In September, Japan’s exports dipped for the first time in 10 months according to data released on Thursday, a huge concern for policymakers as any prolonged downturn in global demand could complicate the central bank’s plan to exit years of ultra-easy monetary policy.
A combination of Chinese market demand cooling down, U.S. slow growth, and stronger yen due to the Bank of Japan surprise rate hike in late July, has contributed to the decline in Japan’s exports.
September’s total exports fell 1.7% from the previous year according to the Ministry of Finance’s number, undershooting an average market estimate for a 0.5% increase and following August revision of a 5.5% rise.
Export to Japan’s biggest trading partner, China, shrunk down to 7.3% in September from last year, while in the U.S. the number went down 2.4%. Weakened demand for automobiles drove exports to both countries down.
Even Though the strengthening of the yen does play a part in driving exports down, the BOJ has affirmed that it will not affect any future rate decision.
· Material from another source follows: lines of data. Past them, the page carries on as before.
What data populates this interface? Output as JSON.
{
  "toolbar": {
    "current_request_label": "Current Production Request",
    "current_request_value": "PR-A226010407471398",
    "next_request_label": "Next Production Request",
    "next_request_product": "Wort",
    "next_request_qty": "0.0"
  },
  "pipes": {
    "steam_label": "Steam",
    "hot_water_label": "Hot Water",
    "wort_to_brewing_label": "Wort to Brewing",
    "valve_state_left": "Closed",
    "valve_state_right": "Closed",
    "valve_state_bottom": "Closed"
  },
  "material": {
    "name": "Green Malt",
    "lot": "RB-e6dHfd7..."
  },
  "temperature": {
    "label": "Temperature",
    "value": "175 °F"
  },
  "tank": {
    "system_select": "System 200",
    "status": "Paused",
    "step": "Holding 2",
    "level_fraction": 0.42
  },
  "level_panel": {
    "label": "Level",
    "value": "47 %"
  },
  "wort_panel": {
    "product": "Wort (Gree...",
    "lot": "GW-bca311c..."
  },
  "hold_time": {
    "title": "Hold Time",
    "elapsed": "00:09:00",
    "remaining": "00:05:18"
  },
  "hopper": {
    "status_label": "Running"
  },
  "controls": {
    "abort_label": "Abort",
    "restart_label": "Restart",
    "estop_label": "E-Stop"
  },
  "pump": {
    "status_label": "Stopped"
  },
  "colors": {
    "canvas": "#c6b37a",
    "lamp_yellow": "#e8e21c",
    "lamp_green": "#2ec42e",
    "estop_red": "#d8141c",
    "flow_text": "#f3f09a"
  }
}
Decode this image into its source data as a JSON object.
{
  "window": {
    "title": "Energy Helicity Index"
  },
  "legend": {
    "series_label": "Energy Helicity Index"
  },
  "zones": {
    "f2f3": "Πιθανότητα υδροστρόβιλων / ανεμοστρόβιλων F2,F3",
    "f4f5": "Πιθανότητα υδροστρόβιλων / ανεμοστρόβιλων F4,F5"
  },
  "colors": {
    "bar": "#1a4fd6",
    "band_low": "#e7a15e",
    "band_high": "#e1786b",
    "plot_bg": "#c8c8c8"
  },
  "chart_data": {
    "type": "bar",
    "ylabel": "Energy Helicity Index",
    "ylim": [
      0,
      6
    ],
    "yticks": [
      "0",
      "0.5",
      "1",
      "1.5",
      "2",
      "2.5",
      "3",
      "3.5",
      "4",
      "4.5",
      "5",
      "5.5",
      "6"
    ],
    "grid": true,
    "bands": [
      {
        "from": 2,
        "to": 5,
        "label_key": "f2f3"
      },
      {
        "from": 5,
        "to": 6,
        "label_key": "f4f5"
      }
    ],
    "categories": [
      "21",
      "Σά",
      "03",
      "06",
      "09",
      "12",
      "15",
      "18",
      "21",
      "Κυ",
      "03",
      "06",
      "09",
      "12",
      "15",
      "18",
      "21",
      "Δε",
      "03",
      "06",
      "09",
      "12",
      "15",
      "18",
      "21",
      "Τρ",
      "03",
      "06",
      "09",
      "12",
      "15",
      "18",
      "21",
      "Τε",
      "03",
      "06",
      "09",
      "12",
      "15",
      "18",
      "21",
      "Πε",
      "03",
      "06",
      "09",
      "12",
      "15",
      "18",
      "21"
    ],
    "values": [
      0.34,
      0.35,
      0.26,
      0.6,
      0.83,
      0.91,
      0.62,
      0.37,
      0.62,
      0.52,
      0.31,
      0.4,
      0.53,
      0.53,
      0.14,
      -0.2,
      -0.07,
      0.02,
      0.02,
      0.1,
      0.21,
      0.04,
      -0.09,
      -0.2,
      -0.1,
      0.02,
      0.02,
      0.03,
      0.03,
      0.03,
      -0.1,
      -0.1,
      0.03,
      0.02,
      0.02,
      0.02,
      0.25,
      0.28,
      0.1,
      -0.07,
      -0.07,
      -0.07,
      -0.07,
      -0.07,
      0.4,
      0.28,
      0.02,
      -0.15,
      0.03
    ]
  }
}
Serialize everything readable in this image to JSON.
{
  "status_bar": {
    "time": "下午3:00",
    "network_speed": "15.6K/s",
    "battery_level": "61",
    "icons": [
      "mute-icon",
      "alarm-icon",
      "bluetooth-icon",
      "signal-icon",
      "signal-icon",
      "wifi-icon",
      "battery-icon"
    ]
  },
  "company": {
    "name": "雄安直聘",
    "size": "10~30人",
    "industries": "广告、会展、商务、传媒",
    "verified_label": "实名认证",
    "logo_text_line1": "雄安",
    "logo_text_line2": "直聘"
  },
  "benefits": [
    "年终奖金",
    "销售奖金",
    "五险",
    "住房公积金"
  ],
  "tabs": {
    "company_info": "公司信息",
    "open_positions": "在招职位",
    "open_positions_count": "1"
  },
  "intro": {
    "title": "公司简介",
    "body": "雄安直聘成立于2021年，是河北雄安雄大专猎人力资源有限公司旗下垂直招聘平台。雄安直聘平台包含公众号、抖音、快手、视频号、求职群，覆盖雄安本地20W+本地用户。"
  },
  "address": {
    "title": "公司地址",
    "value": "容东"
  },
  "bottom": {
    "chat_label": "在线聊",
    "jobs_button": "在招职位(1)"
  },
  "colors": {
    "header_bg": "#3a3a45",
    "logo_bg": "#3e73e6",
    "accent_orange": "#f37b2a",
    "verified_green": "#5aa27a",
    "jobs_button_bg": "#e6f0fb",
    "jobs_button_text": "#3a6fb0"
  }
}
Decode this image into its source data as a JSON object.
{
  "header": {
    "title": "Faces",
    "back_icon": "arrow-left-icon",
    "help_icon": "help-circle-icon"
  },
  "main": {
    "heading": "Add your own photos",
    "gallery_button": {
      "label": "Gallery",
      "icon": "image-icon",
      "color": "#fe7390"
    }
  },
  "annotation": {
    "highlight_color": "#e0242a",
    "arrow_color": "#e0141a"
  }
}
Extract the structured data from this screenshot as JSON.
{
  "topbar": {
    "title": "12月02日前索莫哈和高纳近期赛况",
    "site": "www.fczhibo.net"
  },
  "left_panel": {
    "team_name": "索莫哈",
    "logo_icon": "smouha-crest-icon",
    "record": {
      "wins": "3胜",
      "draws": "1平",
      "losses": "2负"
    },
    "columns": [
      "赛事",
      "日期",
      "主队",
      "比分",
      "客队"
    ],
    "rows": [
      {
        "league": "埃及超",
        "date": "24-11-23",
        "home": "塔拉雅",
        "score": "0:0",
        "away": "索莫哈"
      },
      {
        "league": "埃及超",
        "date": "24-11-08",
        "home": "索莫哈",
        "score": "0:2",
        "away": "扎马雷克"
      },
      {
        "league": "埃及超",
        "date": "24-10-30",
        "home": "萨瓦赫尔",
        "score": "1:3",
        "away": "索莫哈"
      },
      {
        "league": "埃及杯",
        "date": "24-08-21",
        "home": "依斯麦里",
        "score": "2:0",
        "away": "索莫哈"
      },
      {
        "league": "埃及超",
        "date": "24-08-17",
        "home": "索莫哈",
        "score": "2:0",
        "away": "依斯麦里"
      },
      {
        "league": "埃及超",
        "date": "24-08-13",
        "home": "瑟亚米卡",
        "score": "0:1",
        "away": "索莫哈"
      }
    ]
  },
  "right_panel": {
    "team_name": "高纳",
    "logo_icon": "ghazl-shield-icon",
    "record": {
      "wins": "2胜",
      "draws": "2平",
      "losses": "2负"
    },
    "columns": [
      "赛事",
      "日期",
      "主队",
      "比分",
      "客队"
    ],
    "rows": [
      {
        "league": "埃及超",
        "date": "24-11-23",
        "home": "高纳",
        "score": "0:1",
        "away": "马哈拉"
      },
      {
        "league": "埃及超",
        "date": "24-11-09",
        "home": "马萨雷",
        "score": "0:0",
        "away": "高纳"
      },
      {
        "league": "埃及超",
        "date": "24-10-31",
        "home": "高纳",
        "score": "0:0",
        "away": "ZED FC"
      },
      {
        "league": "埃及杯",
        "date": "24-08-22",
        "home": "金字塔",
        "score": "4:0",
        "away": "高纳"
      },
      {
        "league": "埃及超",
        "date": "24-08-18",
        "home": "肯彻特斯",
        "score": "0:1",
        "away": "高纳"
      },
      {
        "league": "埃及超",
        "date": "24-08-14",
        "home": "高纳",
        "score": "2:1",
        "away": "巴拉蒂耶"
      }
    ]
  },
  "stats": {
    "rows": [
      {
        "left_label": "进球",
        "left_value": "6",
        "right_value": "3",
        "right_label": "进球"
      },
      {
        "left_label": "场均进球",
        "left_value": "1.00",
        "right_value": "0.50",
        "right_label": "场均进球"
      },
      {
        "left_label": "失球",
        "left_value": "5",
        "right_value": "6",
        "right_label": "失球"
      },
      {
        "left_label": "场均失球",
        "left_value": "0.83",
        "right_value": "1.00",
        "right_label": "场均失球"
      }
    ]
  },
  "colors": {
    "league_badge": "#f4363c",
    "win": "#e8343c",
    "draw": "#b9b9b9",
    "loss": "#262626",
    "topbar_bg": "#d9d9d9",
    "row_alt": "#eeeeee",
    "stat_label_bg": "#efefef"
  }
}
Meanwhile, September’s imports grew 2.1% from a year earlier, compared to market expectations of a 3.2% increase. These numbers make Japan run into a trade deficit of JPY 294.3 billion ($1.97 billion) for September, as opposed to the forecast of JPY 237.6 billion.
While the BOJ is likely to keep the rate steady at its October 30-31 meeting, its forecast will remain on keeping the inflation around its 2% target through March 2027.